Reflections from the Kitchen: Crafting an Unforgettable Night with Rombauer Wines
Our Rombauer Wine Dinner was more than a menu—it was an experience, a collaboration, and a celebration of great wine, great food, and great company. Nights like that don’t just happen. They’re built course by course, pour by pour, with a team behind the scenes making magic happen.
We kicked things off with the Rombauer Sauvignon Blanc, served alongside a bright, fresh shrimp and octopus ceviche. The citrus notes in the wine danced perfectly with the acidity of the dish—light, vibrant, and the perfect way to open the evening.

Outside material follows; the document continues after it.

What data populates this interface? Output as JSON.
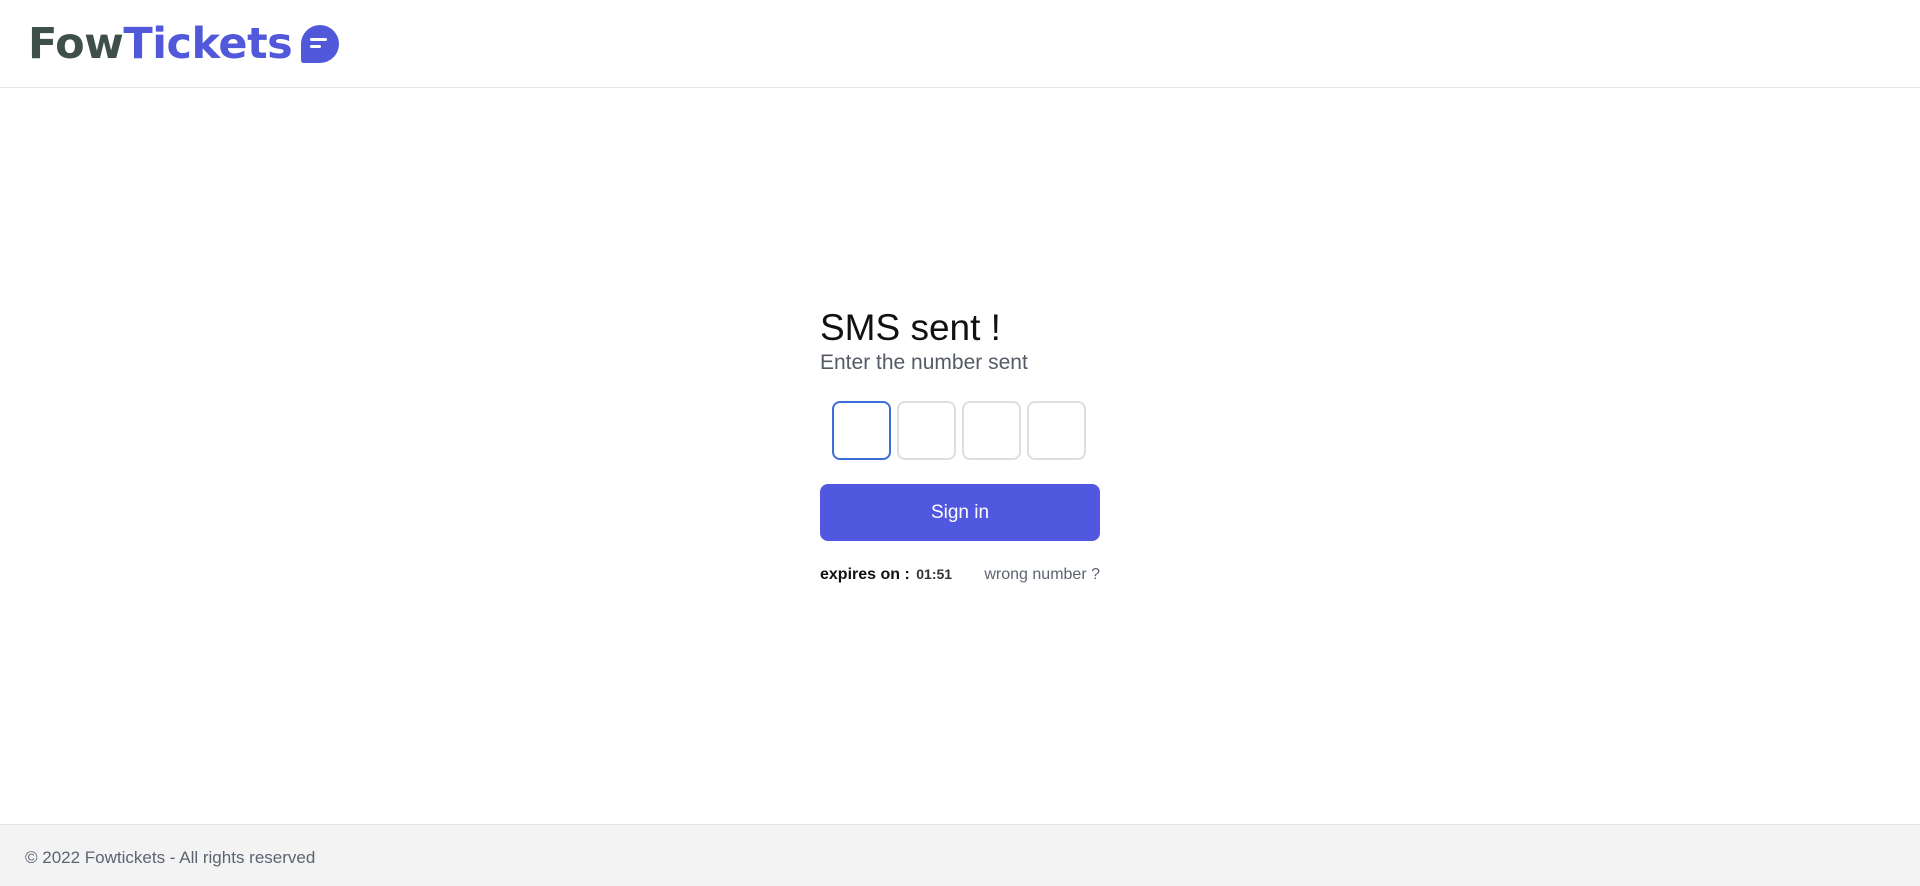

For the Rombauer Chardonnay, we created a “Scallop Three Ways” course. Rich, buttery scallops prepared with variety and intention, layered with texture and flavor to mirror the depth and creaminess of the Chardonnay. It was a standout pairing, and I loved hearing guests marvel at how beautifully the wine complemented each style.
The third course featured our Duck & Mushroom Roulade, paired with the Rombauer Merlot. That Merlot—silky and lush—deserved something earthy, savory, and comforting. The duck, mushrooms, and a hint of truffle made for an elegant, yet soulful course.
Next came one of the boldest pairings of the night: Smoked Beef Tenderloin, topped with plum and onion chutney, finished with a blackberry demi-glace—served with the Rombauer Zinfandel. The richness of the tenderloin and the smoky-sweet elements in the dish brought out every berry and spice note in the Zin. It was a crowd favorite, no question.
And then came dessert—a savory chocolate cake crafted by our incredibly talented Pastry Chef Rachel. Paired with the Rombauer Cabernet Sauvignon, it was unexpected in the best way. Decadent, complex, and layered with nuance, just like the Cab. The depth of the wine and the richness of the chocolate came together in a finale that left the room buzzing.
Of course, no night like this happens without a killer team. A huge shoutout to Sous Chef Jacob, who executed each course flawlessly and helped keep the rhythm in the kitchen seamless all night.
The evening was hosted by our sommelier and bar manager, Andrew, whose passion for pairing and deep knowledge brought so much life to the event. And we were thrilled to be joined by Bethany, our wine rep and co-host for the night. Her insight into each Rombauer pour added a personal, thoughtful layer that our guests really connected with.
To everyone who joined us—thank you. Your presence made the evening unforgettable. If you missed it, don’t worry… we’ve got more events coming up- Our Woodford Bourbon Dinner and our Orin Swift Wine Dinner.
Until then, stay hungry. Stay curious. Stay sipping.